Development considerations to account for:
- Age-restricted communities are geared toward people who are at the top of their earning game – an attractive prospect for developers.
- The rental market will reach the huge middle class while the for-sale market is limited to a narrower group of wealthy people.
- Build in a region that is also attractive to the children of the retirees – Generations X and Millennials.
- Build in a region where home sales are strong. Retirees are counting on being able to sell their homes to help finance their next move.
- Build in a region where there are amenities that the Baby Boomers will be attracted to such as:
- Restaurants
- Shopping
- Medical services
- Recreation
- Culture/entertainment
- Fitness clubs
- College – continuing edification
- Align with a reputable operator of this product type.
- Advantageous FHA Construction loans are available for 62+ communities, but not for the 55+ ones. FHA/HUD 221(d)(4) loans provide assumable non-recourse construction and perm financing for new apartments or substantial rehabilitation of existing apartments.
- Featuring 85% loan to cost (no loan to appraised value) a 40 year very low fixed rate, a 40-year term and 40-year amortization. This is the best construction roll over to perm loan in America.
- One of the best features is that the rate on your perm loan is fixed within days of your construction loan being approved at the same low rate as your construction loan. § With this loan the General Contractor must pay Davis-Bacon wage rates.
- Some developers decide to use the Section 231 program to help fund senior developments.
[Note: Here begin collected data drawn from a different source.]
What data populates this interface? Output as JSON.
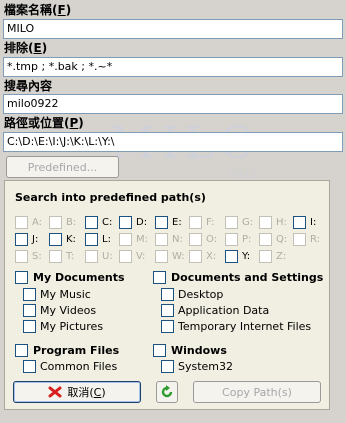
{
  "fields": [
    {
      "label": "檔案名稱",
      "hotkey": "F",
      "value": "MILO"
    },
    {
      "label": "排除",
      "hotkey": "E",
      "value": "*.tmp ; *.bak ; *.~*"
    },
    {
      "label": "搜尋內容",
      "hotkey": "",
      "value": "milo0922"
    },
    {
      "label": "路徑或位置",
      "hotkey": "P",
      "value": "C:\\D:\\E:\\I:\\J:\\K:\\L:\\Y:\\"
    }
  ],
  "watermark": {
    "text": "MILO",
    "sub": "0922"
  },
  "predefined_button": "Predefined...",
  "panel_title": "Search into predefined path(s)",
  "drives": [
    {
      "letter": "A:",
      "enabled": false
    },
    {
      "letter": "B:",
      "enabled": false
    },
    {
      "letter": "C:",
      "enabled": true
    },
    {
      "letter": "D:",
      "enabled": true
    },
    {
      "letter": "E:",
      "enabled": true
    },
    {
      "letter": "F:",
      "enabled": false
    },
    {
      "letter": "G:",
      "enabled": false
    },
    {
      "letter": "H:",
      "enabled": false
    },
    {
      "letter": "I:",
      "enabled": true
    },
    {
      "letter": "J:",
      "enabled": true
    },
    {
      "letter": "K:",
      "enabled": true
    },
    {
      "letter": "L:",
      "enabled": true
    },
    {
      "letter": "M:",
      "enabled": false
    },
    {
      "letter": "N:",
      "enabled": false
    },
    {
      "letter": "O:",
      "enabled": false
    },
    {
      "letter": "P:",
      "enabled": false
    },
    {
      "letter": "Q:",
      "enabled": false
    },
    {
      "letter": "R:",
      "enabled": false
    },
    {
      "letter": "S:",
      "enabled": false
    },
    {
      "letter": "T:",
      "enabled": false
    },
    {
      "letter": "U:",
      "enabled": false
    },
    {
      "letter": "V:",
      "enabled": false
    },
    {
      "letter": "W:",
      "enabled": false
    },
    {
      "letter": "X:",
      "enabled": false
    },
    {
      "letter": "Y:",
      "enabled": true
    },
    {
      "letter": "Z:",
      "enabled": false
    }
  ],
  "groups": {
    "my_documents": {
      "label": "My Documents",
      "items": [
        "My Music",
        "My Videos",
        "My Pictures"
      ]
    },
    "docs_settings": {
      "label": "Documents and Settings",
      "items": [
        "Desktop",
        "Application Data",
        "Temporary Internet Files"
      ]
    },
    "program_files": {
      "label": "Program Files",
      "items": [
        "Common Files"
      ]
    },
    "windows": {
      "label": "Windows",
      "items": [
        "System32"
      ]
    }
  },
  "buttons": {
    "cancel": "取消",
    "cancel_hotkey": "C",
    "copy": "Copy Path(s)"
  },
  "colors": {
    "accent": "#1c5180",
    "cancel_icon": "#d81e1e",
    "refresh_icon": "#2e9b2e"
  }
}
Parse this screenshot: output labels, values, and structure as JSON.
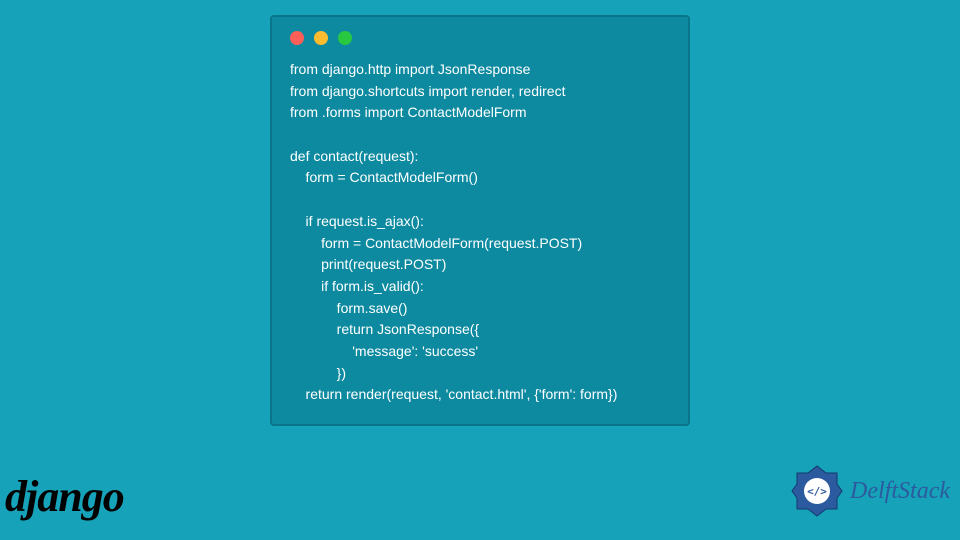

However, this program has become much less popular in recent years in favor of FHA 221(d)(4) financing.
- Developing market-rate and age-restricted next to each other can smooth out the peaks and valleys of rentals and sales. It also can build in a natural market for those downsizing from their homes as they age.
- Make your space pet friendly.
The downsides to age-restricted communities include:
- The market is limited as these communities are not attractive to those who seek an age-diverse setting.
- There are no health supportive services offered so as elders experience increasing illness / incapacities, they will be forced to pay for extra services or move out.
Construction considerations:
- Include more storage in the units and in the building in general. This age-group is downsizing and may still want to keep their belongings.
- Provide larger community rooms. Boomers moving to this type of housing want to have active social lives.
- Aging-in-place: Developers should be aware that Baby Boomers want to remain in their home / apartment as long as they can before transitioning to communities that offer higher levels of care. This means that Age-Restricted apartments should be designed to meet ADA Accessibility and Universal Design principles so the residents can stay there longer, as their health declines.
If you are in the development business of multifamily apartments, consider diversifying your portfolio by stepping into entry level senior living. The booming market will enable you to build on your existing experience and to reach an expanding demographic.